The Publication of Meet Me Under the Ceiba: A Done Deal
When one is writing a novel in the first person, one must be that person.
Daphne du Maurier
The building of the architecture of a novel—the craft of it—is something I never tire of.
John Irving
The contract is in the mail.
Well . . . sort of.
Over a week ago I received from Arte Público Press, University of Houston, the paperwork necessary to begin the process of publishing Meet Me Under the Ceiba. What has delayed the contract’s prompt return is the author’s questionnaire—six pages of questions I need to answer in order to help Arte Público Press publicize the book. After my experience with the publication of Bernardo and the Virgin, I’ve come to understand the importance of promoting one’s work, and this time around I will pay much closer attention to the business aspect of the writer’s life.
But the great news is that Meet Me Under the Ceiba, after experiencing an odyssey worthy of a book itself, will at last make it into print. (Someday the manuscript’s journey will become the subject of a blog entry.)
Arte Público Press has yet to set a release date, but as soon as they do I will announce it here.

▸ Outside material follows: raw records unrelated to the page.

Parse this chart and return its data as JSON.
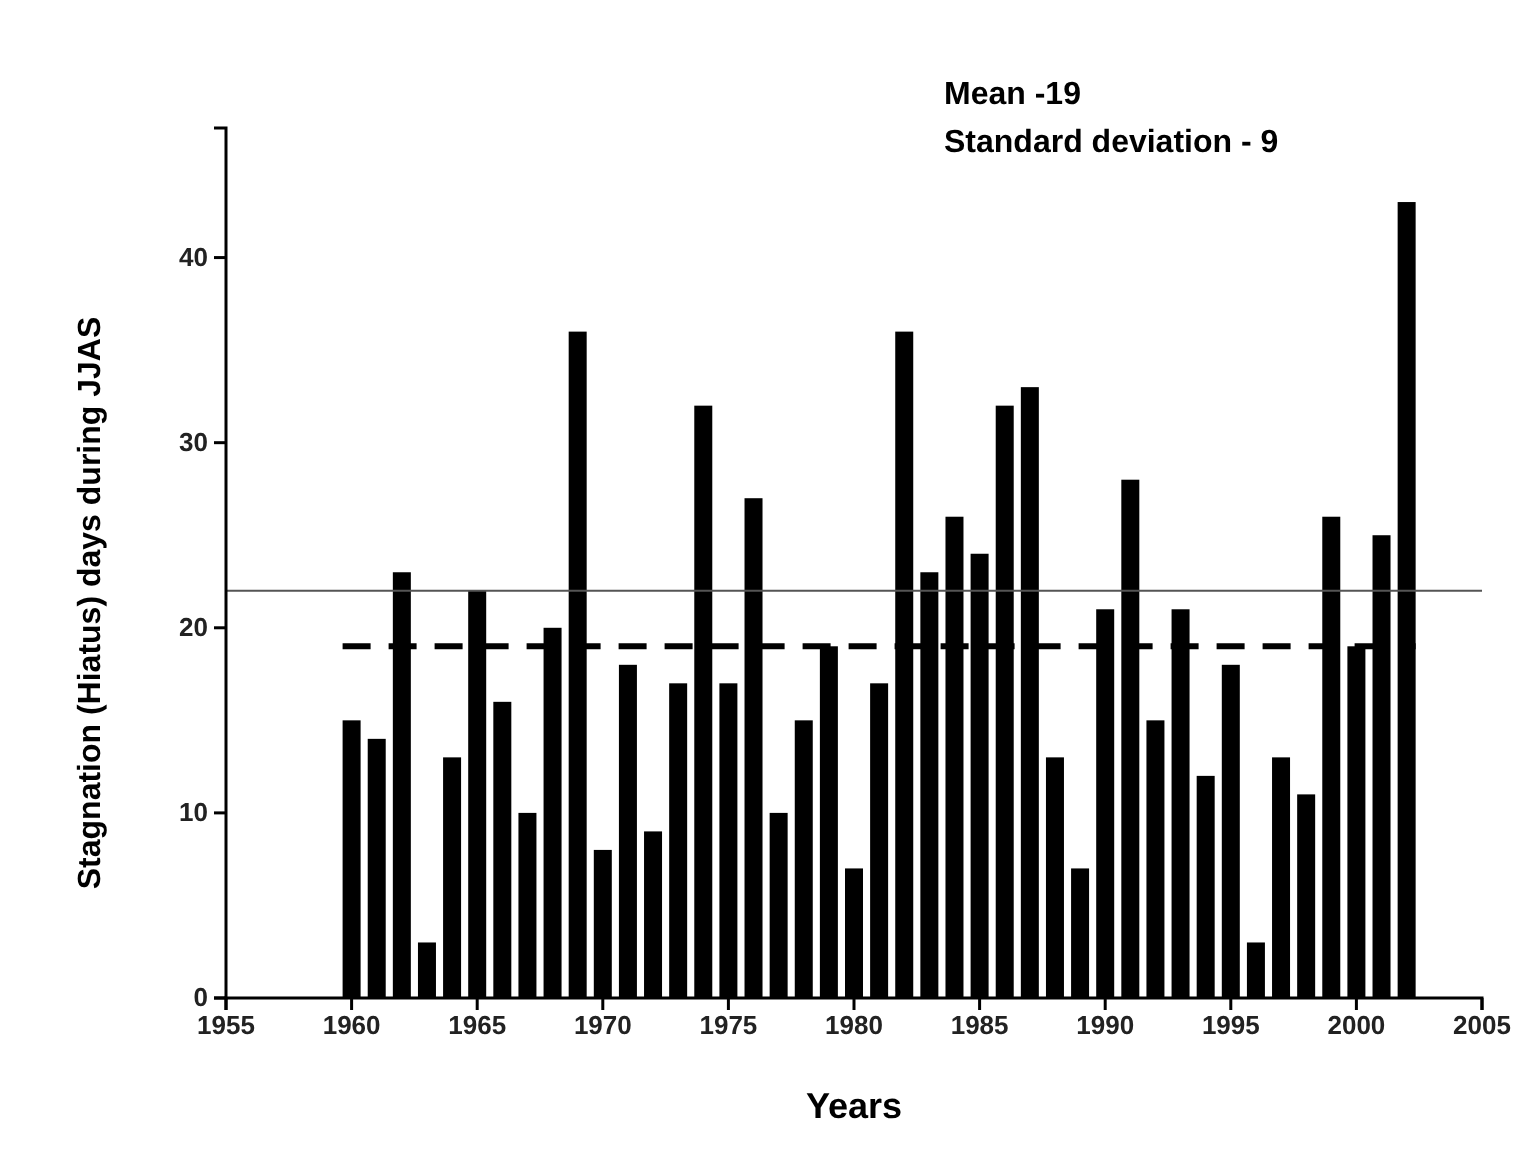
{
  "chart_data": {
    "type": "bar",
    "xlabel": "Years",
    "ylabel": "Stagnation (Hiatus) days during JJAS",
    "x": [
      1960,
      1961,
      1962,
      1963,
      1964,
      1965,
      1966,
      1967,
      1968,
      1969,
      1970,
      1971,
      1972,
      1973,
      1974,
      1975,
      1976,
      1977,
      1978,
      1979,
      1980,
      1981,
      1982,
      1983,
      1984,
      1985,
      1986,
      1987,
      1988,
      1989,
      1990,
      1991,
      1992,
      1993,
      1994,
      1995,
      1996,
      1997,
      1998,
      1999,
      2000,
      2001,
      2002
    ],
    "values": [
      15,
      14,
      23,
      3,
      13,
      22,
      16,
      10,
      20,
      36,
      8,
      18,
      9,
      17,
      32,
      17,
      27,
      10,
      15,
      19,
      7,
      17,
      36,
      23,
      26,
      24,
      32,
      33,
      13,
      7,
      21,
      28,
      15,
      21,
      12,
      18,
      3,
      13,
      11,
      26,
      19,
      25,
      43
    ],
    "color": "#000000",
    "xlim": [
      1955,
      2005
    ],
    "xticks": [
      1955,
      1960,
      1965,
      1970,
      1975,
      1980,
      1985,
      1990,
      1995,
      2000,
      2005
    ],
    "ylim": [
      0,
      47
    ],
    "yticks": [
      0,
      10,
      20,
      30,
      40
    ],
    "ref_lines": [
      {
        "axis": "y",
        "value": 19,
        "line_style": "dashed",
        "color": "#000000"
      },
      {
        "axis": "y",
        "value": 22,
        "line_style": "solid",
        "color": "#555555"
      }
    ],
    "annotations": [
      "Mean -19",
      "Standard deviation - 9"
    ]
  }
}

In the meantime, here’s the tentative teaser (this is the feature usually found in the back cover of a novel):
One Christmas evening, Adela Rugama, a woman known for her “scandalous lifestyle,” is murdered. The circumstances surrounding her death alters the lives of the residents of the Nicaraguan town of La Curva and the surrounding communities.
Three and a half years later, a US college professor arrives in Nicaragua, the homeland of his parents, on a summer lecture assignment. After learning about Adela’s death, whom he had met four years earlier, he promises Mariela, the surviving sister, to unravel the truth behind the woman’s final moments.
Fulfilling the pledge leads the narrator through a labyrinthine entanglement of love, lust, deceit, jealousy, prejudice, greed, mystical visions, and passions gone awry while offering readers an enthralling look into everyday Nicaraguan life.
Inspired by a true incident widely reported in the Nicaraguan press, Meet Me Under the Ceiba will remind readers of Gabriel García Márquez’s Chronicle of a Death Foretold. The tale of Adela Rugama’s murder and its aftermath makes for a mysterious, haunting, and harrowing novel that’s destined to remain etched in the minds of readers.
* Winner of the 2006-2007 Chicano/Latino Literary Prize—University of California, Irvine.